As it happens, Omar and I first met in this very building on the first day of graduate school in the fall of 1990. And we immediately became friends because of the funny elevators here, which some of you may have puzzled over just now on arriving. They start at the fourth floor or the sixth floor, but there’s no ground or first floor.
Well this confused both Omar and me in the same way when we first stepped into them. We were going to the same orientation meeting, that much we could see because we each carried the same mustard colored flyer. We exchanged a few words about being lost and then set off to find the session together.
Within the next ten minutes we quickly found out enough about one another to get a few teasing digs in. Omar mocked me for my unsuccessful summer job fishing for salmon in Alaska. I teased him for coming to Columbia after having studied at Oxford. I then took every opportunity to refer to his undergrad years at “Cambridge”. This kind of banter and teasing marked our friendship for the next almost two decades.
We were soon surprised to find that we were both dupes. The orientation session had attracted a mere fraction of the incoming students, most of whom were lazing around in the campus lawns or exploring the neighborhood. After suffering through the remarks of several university administrators, Omar and I slipped out the side door as well.
Let me tell another story about Omar, who was an endless source of good stories. I’m sure some of his friends who are here today will recount some of their funny Omar adventures.
Omar, I and Siraj, who is unable to make it today, were great friends all through grad school. And we studied together most of the time in Butler Library on the other side of campus. It helped our friendship that all three of us were in different fields and never had any classes together. That meant we had to discuss real things instead of the shop talk of our course.
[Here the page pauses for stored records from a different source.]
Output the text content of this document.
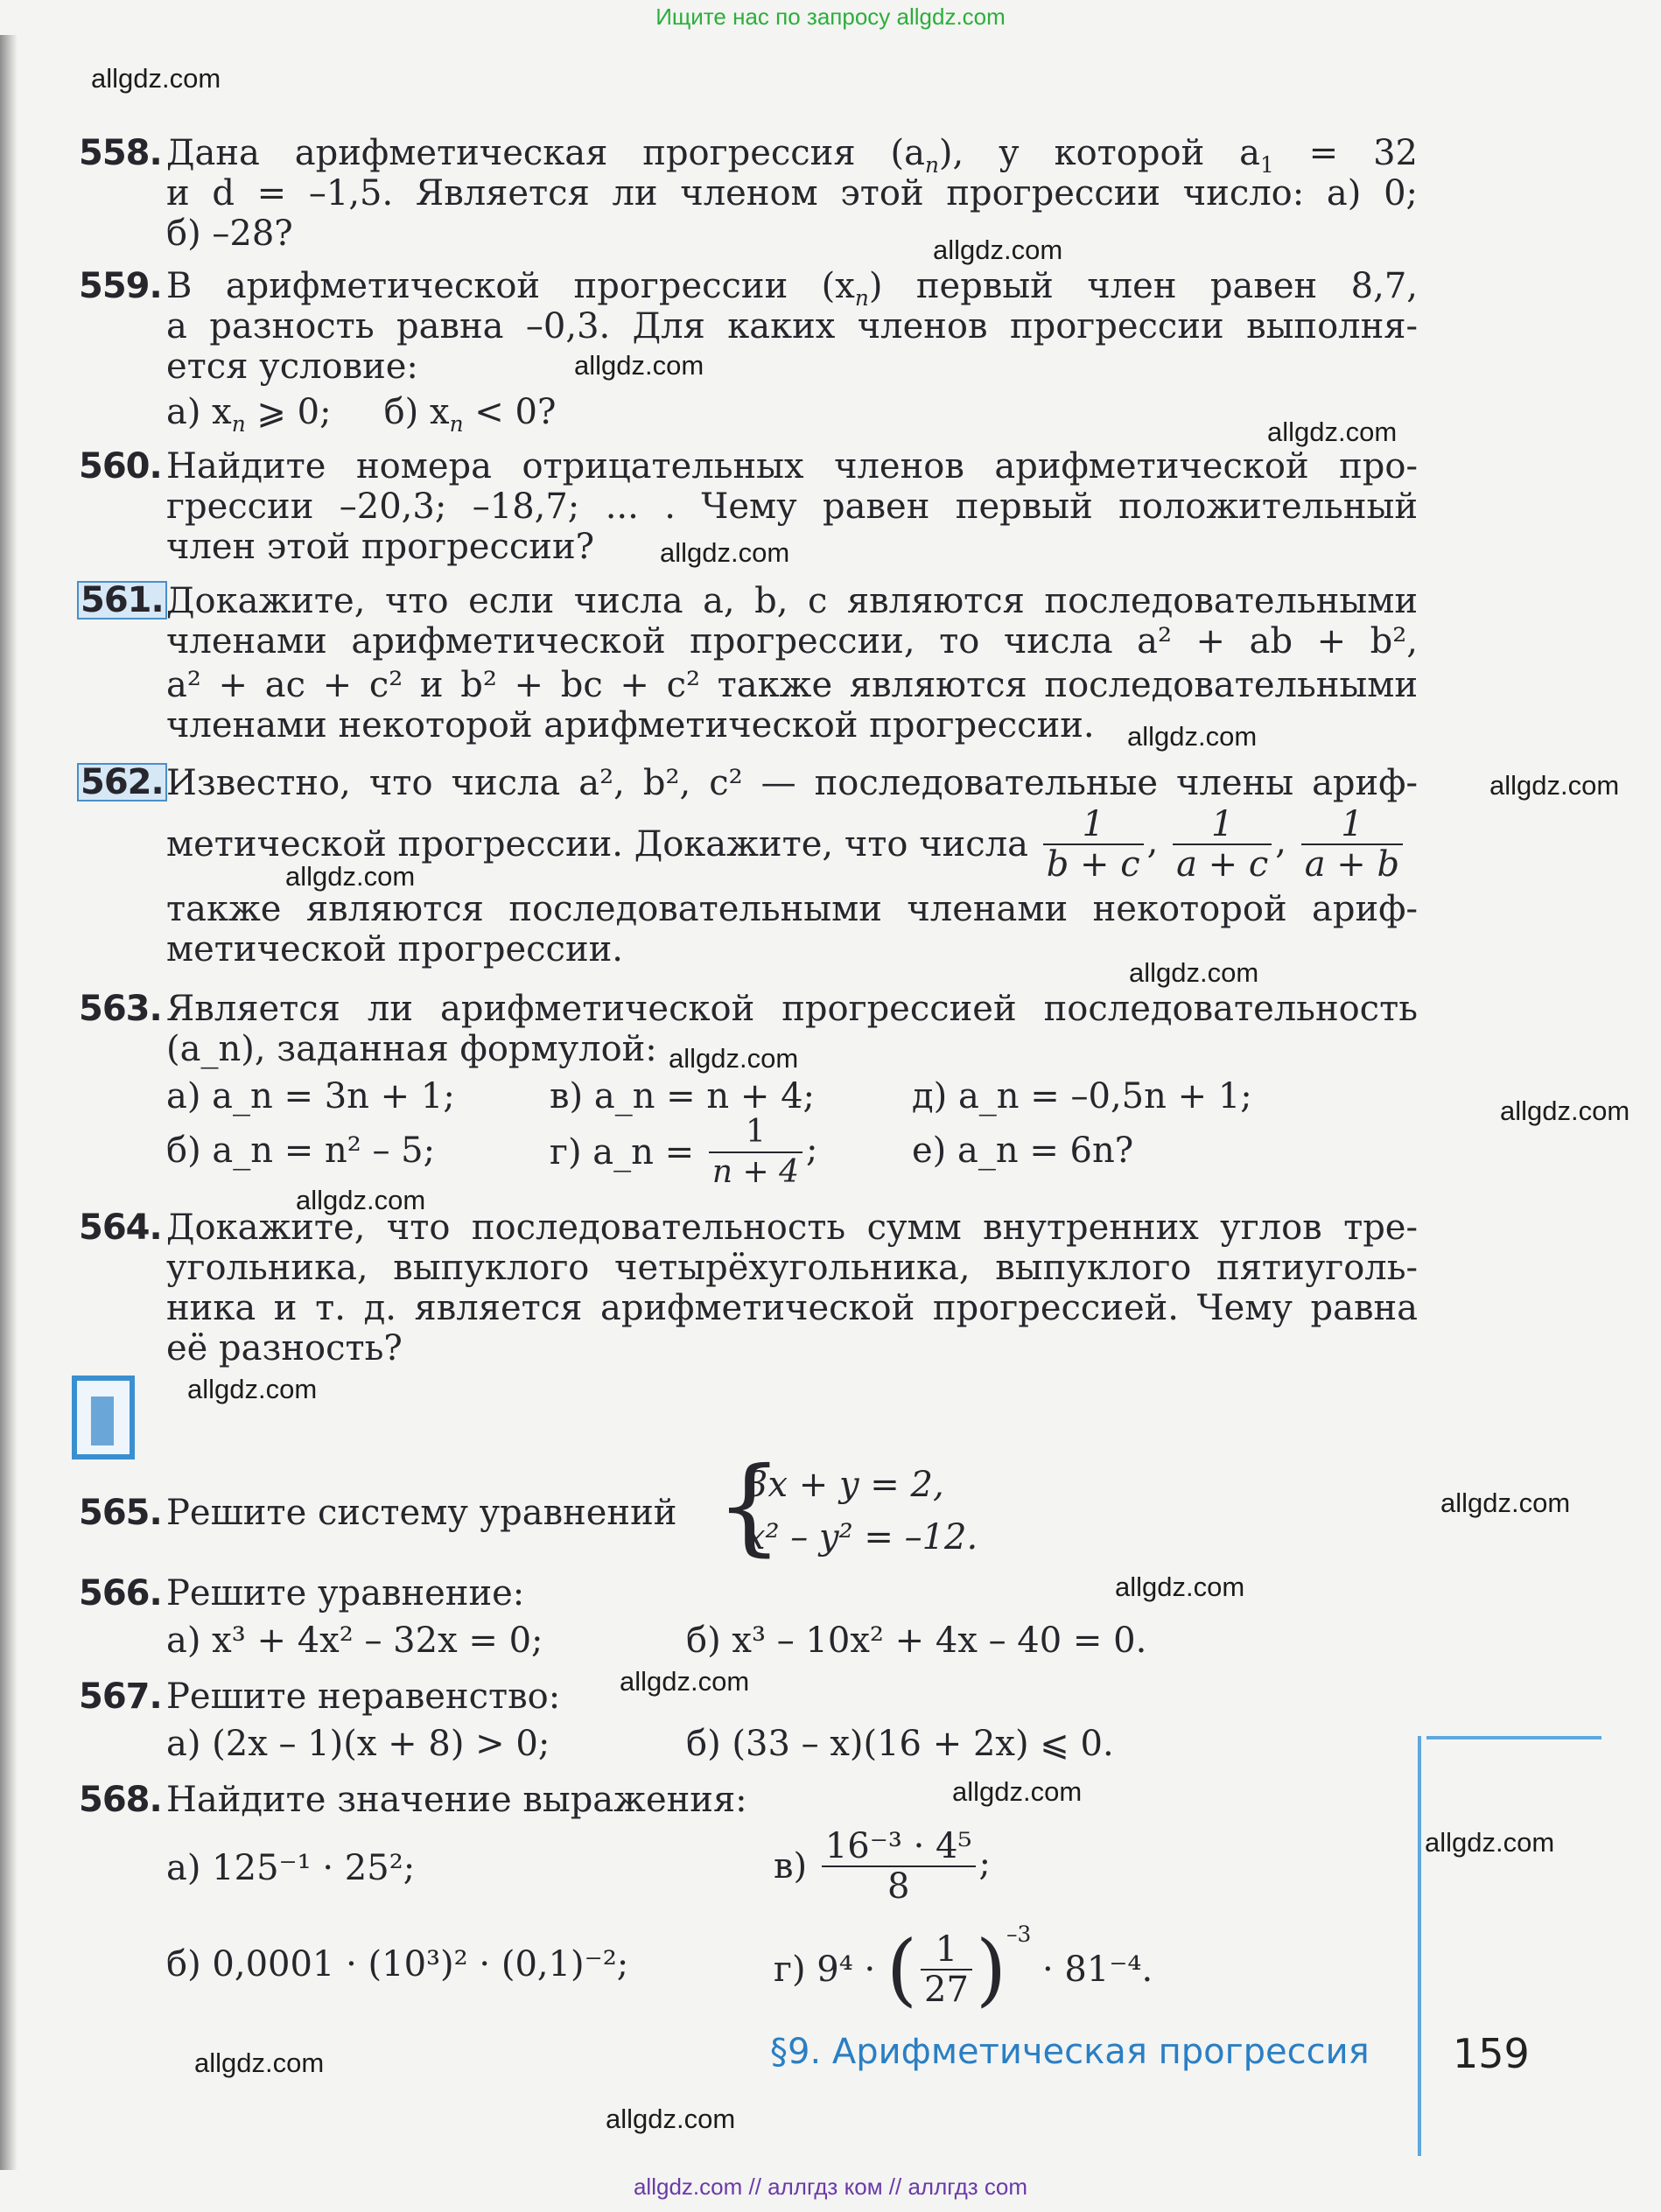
Ищите нас по запросу allgdz.com
allgdz.com
allgdz.com
allgdz.com
allgdz.com
allgdz.com
allgdz.com
allgdz.com
allgdz.com
allgdz.com
allgdz.com
allgdz.com
allgdz.com
allgdz.com
allgdz.com
allgdz.com
allgdz.com
allgdz.com
allgdz.com
allgdz.com
allgdz.com
558. Дана арифметическая прогрессия $(a_n)$, у которой $a_1 = 32$
и d = –1,5. Является ли членом этой прогрессии число: а) 0;
б) –28?
559. В арифметической прогрессии $(x_n)$ первый член равен 8,7,
а разность равна –0,3. Для каких членов прогрессии выполня-
ется условие:
а) $x_n$ ⩾ 0; б) $x_n < 0$?
560. Найдите номера отрицательных членов арифметической про-
грессии –20,3; –18,7; ... . Чему равен первый положительный
член этой прогрессии?
561. Докажите, что если числа a, b, c являются последовательными
членами арифметической прогрессии, то числа a² + ab + b²,
a² + ac + c² и b² + bc + c² также являются последовательными
членами некоторой арифметической прогрессии.
562. Известно, что числа a², b², c² — последовательные члены ариф-
метической прогрессии. Докажите, что числа $\frac{1}{b + c}$ , $\frac{1}{a + c}$ , $\frac{1}{a + b}$
также являются последовательными членами некоторой ариф-
метической прогрессии.
563. Является ли арифметической прогрессией последовательность
(a_n), заданная формулой:
а) a_n = 3n + 1;	в) a_n = n + 4;	д) a_n = –0,5n + 1;
б) a_n = n² – 5;	г) a_n = $\frac{1}{n + 4}$ ;	е) a_n = 6n?
564. Докажите, что последовательность сумм внутренних углов тре-
угольника, выпуклого четырёхугольника, выпуклого пятиуголь-
ника и т. д. является арифметической прогрессией. Чему равна
её разность?
565. Решите систему уравнений {
3x + y = 2,
x² – y² = –12.
566. Решите уравнение:
а) x³ + 4x² – 32x = 0;	б) x³ – 10x² + 4x – 40 = 0.
567. Решите неравенство:
а) (2x – 1)(x + 8) > 0;	б) (33 – x)(16 + 2x) ⩽ 0.
568. Найдите значение выражения:
а) 125⁻¹ · 25²;	$в) \frac{\text{16⁻³ · 4⁵}}{8}$ ;
б) 0,0001 · (10³)² · (0,1)⁻²;	г) 9⁴ · ( $\frac{1}{27} )^{-3} \cdot 81^{-4}$.
§9. Арифметическая прогрессия 159
allgdz.com // аллгдз ком // аллгдз com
Omar would sit at a particular seat in the library, and as the semester drew to its difficult close he would tug ever-more urgently on his forelock. Coincidently, this was when he gained that gray stripe in his hair that you can see so clearly in the pictures on display here today. Of course, Siraj and I couldn’t resist temptation and told Omar that his persistent tugging had made the striped forelock appear.
Over the course of the semester Omar would gain a wilder look. He’d let his beard grow thick and his accent would become gradually heavier. He’d become harder a bit harder to understand. Then, tests taken and papers submitted, he’d jet off to Pakistan for the holidays.
Omar would return after a profound transformation. His beard would be shaven, he’d reacquired his Oxbridge accent, and he’d have regained his chipper attitude. Sometimes he’d even return wearing tweed jackets with elbow patches, weather permitting.
Omar and I remain great friends over the years, even if his and my detours took us to different places. My mother always remarks that Omar is the only person outside our family who made to both my marriages. And he was best man at both.
It really only in the past two years, since Omar and Mursi returned to New York that I’ve gotten to know Omar’s family. And I’d like to pay tribute to them for their loyalty and persistence since Omar fell ill.
It’s a unexplainable injustice that Omar with his promise should be take from us. He was still young, of course, having only just celebrated his 40th birthday late last year. Omar and I shared a view that there’s no good explanation for why these thing happen.
Those around Omar stood up and assumed their duties, however. For this they can be proud and feel at peace.
I’d like to salute Mursi first of all for her bravery in caring for Omar. As many of you know, she agreed to get married right after learning of his diagnosis.
I also salute Naheed and Farid (and Kamal on his visits) for their persistence in searching for the best treatments for Omar. Others who have stood by Omar include Shaheryar Tasneen and Samar, Shomee and Fatema. Omar’s buddies from out of town –- Noor, Merwhan and Azfar (as well as Farid) – suffered through the agonising nights at the hospital when Omar couldn’t sleep, and wanted to walk yet more rounds of the ward.
All of you stepped up to lend a hand. You can be proud of having stood by Omar all the way.